2020年以降、非対面での営業活動が増えており、インサイドセールスが一般的になっています。それに伴い、顧客と対面で営業活動を行うフィールドセールスのスタイルが変化してきています。また、フィールドセールスとインサイドセールスそれぞれの立場と役割の明確化とスムーズな業務フローを確立することが求められています。
この記事では、フィールドセールスの役割、これまでのフィールドセールスとの違い、フィールドセールスを活用し成果を最大現にするポイントを紹介します。
1.フィールドセールスとは
フィールドセールスとは、見込み顧客(リード)への商談やクロージングアプローチ以降を担当する営業担当者のことを指します。
元々は、フィールドセールスは、顧客を訪問し対面での営業活動をする営業担当者を指す言葉でしたが、近年ではフィールドセールスのあり方が変わってきています。
フィールドセールスの役割
フィールドセールスは、リードを受注へつなぐ役割を担います。フィールドセールスが担当するリードは、マーケティング部門が獲得してインサイドセールスが育成しており、複数の部門が関わり確度が高まっています。フィールドセールスは、売上に直結する重要なポジションを担っていると言えるでしょう。
企業によってはインサイドセールス部門を設置していないこともあります。この場合、マーケティング部門からフィールドセールスが受け取ったリードを直接育成し、受注につなげます。
今までの営業との違い
2020年以降、新型コロナウィルスの影響によって企業間での訪問が自粛される流れが生じ、飛び込み営業が難しくなりました。そのため、リードとはメールやDM、テレアポでファーストコンタクトを取るケースが増えており、テレアポ担当者やマーケティング担当者、インサイドセールスが新規開拓営業を実行することが多くなっています。
このように、アフターコロナでは、営業組織によってフィールドセールスのあり方が多様化してきており、自社の営業組織におけるフィールドセールスの役割を定義する必要があると言えます。
インサイドセールスとの違い
インサイドセールスとフィールドセールスの最も大きな違いは、非対面でのやりとりで完結できるかどうかです。インサイドセールスは訪問のための移動時間がないため、業務の効率がいいのが特徴です。
フィールドセールスは、訪問型営業です。リードを直接訪問して商談します。インサイドセールスは、顧客を直接訪問しない営業です。顧客とは、電話やメール、Web会議ツールなどを利用してやりとりします。
インサイドセールスでは、MA(マーケティングオートメーション)やCRM(顧客管理)などのマーケティングツールを活用します。スコアを元に今アプローチすべき顧客の優先度を判断するため、インサイドセールスが実施するアクションの効果が高まります。

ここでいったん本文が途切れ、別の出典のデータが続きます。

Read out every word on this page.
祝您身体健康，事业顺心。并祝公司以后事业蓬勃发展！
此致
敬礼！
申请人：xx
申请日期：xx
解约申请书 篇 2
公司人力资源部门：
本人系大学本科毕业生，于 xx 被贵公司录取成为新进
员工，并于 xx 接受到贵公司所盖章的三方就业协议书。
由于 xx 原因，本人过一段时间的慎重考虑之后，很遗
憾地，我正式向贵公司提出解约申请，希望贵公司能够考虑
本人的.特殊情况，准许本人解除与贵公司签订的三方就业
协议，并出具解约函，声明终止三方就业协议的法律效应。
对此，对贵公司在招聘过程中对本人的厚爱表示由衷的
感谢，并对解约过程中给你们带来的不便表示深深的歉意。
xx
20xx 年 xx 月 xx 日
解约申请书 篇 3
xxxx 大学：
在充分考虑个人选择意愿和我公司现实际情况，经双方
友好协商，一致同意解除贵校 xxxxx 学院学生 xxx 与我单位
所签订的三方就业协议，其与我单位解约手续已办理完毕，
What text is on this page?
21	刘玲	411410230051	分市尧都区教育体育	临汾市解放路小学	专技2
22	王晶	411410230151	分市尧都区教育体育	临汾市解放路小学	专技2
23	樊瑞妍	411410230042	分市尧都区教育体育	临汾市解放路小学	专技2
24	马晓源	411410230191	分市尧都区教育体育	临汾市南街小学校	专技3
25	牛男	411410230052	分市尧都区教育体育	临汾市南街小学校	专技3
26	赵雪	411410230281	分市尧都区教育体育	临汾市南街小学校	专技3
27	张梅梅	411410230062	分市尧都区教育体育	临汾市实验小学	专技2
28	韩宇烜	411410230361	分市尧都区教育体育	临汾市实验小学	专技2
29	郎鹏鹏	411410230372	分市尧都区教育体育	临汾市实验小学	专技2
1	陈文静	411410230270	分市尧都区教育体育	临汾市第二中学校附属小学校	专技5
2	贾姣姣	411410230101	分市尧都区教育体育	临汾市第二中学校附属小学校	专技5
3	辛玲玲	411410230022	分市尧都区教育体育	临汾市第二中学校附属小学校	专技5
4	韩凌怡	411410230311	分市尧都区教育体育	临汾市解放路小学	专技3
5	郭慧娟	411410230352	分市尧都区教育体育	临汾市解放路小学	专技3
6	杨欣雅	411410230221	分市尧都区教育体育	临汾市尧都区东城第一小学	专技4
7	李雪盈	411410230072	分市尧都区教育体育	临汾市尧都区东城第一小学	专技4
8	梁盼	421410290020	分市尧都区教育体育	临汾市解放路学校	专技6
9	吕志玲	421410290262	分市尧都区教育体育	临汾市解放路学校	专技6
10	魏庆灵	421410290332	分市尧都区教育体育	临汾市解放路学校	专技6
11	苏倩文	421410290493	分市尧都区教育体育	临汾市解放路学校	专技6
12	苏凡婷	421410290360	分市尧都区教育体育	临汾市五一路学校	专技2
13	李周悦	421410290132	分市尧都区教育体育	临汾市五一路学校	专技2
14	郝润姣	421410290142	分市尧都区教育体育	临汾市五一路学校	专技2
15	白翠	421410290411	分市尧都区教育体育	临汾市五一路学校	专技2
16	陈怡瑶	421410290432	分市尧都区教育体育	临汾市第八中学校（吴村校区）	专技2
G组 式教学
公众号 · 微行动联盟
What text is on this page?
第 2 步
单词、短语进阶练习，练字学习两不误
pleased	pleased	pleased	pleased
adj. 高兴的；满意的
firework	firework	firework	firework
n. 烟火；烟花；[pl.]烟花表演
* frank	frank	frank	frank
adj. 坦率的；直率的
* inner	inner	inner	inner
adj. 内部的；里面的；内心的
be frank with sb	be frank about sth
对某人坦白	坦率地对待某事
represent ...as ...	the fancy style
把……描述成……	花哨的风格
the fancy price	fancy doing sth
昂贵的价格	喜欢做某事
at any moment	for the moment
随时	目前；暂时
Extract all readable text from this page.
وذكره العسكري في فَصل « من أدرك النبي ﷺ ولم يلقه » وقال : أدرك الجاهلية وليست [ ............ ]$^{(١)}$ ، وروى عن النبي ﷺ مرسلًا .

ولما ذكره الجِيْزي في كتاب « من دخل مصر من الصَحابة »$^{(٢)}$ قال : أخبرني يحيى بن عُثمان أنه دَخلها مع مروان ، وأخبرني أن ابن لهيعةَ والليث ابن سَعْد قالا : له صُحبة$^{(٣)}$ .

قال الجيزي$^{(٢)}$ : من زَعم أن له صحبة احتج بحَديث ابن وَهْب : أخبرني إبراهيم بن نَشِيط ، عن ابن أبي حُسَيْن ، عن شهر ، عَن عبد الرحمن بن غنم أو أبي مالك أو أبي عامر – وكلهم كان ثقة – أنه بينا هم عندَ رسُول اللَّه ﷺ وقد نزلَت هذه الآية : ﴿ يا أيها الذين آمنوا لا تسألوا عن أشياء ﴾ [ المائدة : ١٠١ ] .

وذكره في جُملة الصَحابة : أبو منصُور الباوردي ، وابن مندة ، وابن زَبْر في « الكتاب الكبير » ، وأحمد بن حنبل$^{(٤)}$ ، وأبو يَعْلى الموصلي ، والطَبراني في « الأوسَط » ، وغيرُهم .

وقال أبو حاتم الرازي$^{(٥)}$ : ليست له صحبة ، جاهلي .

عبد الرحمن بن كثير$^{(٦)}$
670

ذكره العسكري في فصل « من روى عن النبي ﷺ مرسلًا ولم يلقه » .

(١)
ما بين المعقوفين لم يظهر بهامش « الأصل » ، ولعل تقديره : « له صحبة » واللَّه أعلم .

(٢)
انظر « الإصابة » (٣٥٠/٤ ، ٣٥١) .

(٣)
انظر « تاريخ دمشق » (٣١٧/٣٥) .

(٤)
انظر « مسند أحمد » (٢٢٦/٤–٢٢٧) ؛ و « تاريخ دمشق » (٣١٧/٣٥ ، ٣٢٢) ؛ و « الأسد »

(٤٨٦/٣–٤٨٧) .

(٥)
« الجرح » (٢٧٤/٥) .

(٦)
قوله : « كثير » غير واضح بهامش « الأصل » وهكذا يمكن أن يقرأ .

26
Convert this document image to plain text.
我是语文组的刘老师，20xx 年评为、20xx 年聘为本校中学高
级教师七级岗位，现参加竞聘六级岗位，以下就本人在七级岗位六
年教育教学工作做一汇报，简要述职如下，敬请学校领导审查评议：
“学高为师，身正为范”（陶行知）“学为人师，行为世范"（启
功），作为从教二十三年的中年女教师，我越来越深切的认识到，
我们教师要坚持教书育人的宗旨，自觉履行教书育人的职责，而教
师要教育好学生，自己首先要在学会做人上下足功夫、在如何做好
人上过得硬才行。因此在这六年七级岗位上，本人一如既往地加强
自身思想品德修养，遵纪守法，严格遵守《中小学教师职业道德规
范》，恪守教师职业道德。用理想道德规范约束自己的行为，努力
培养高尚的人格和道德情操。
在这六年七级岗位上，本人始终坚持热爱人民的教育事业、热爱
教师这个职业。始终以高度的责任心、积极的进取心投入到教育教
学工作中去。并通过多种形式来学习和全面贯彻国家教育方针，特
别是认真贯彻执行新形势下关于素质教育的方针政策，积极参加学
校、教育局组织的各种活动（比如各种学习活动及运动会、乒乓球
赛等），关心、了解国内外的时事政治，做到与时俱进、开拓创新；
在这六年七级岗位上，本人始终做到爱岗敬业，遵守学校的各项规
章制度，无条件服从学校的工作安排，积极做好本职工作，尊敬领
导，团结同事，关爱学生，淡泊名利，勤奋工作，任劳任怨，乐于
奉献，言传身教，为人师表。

特に、SaaS系企業やBtoBサービスを扱っている企業は、インサイドセールスを試してみるといいでしょう。SaaS系の商材は非対面でも商品を体験できるため、インサイドセールスが効率的です。
一方のBtoBサービスは、決済フローが多いため必然的にナーチャリングの工数が多くなります。担当者レベルはもちろん、決裁者を含めた打合せも必要なため、フィールドセールスでは予想以上に多くの時間がかかることがあります。こうした場合、検討の度合いが低い顧客をインサイドセールスが担当すると、稼働時間を少なく効率的な営業活動ができるのでおすすめです。
また、営業組織の管理と教育を徹底したい企業も、インサイドセールスを試してみるといいでしょう。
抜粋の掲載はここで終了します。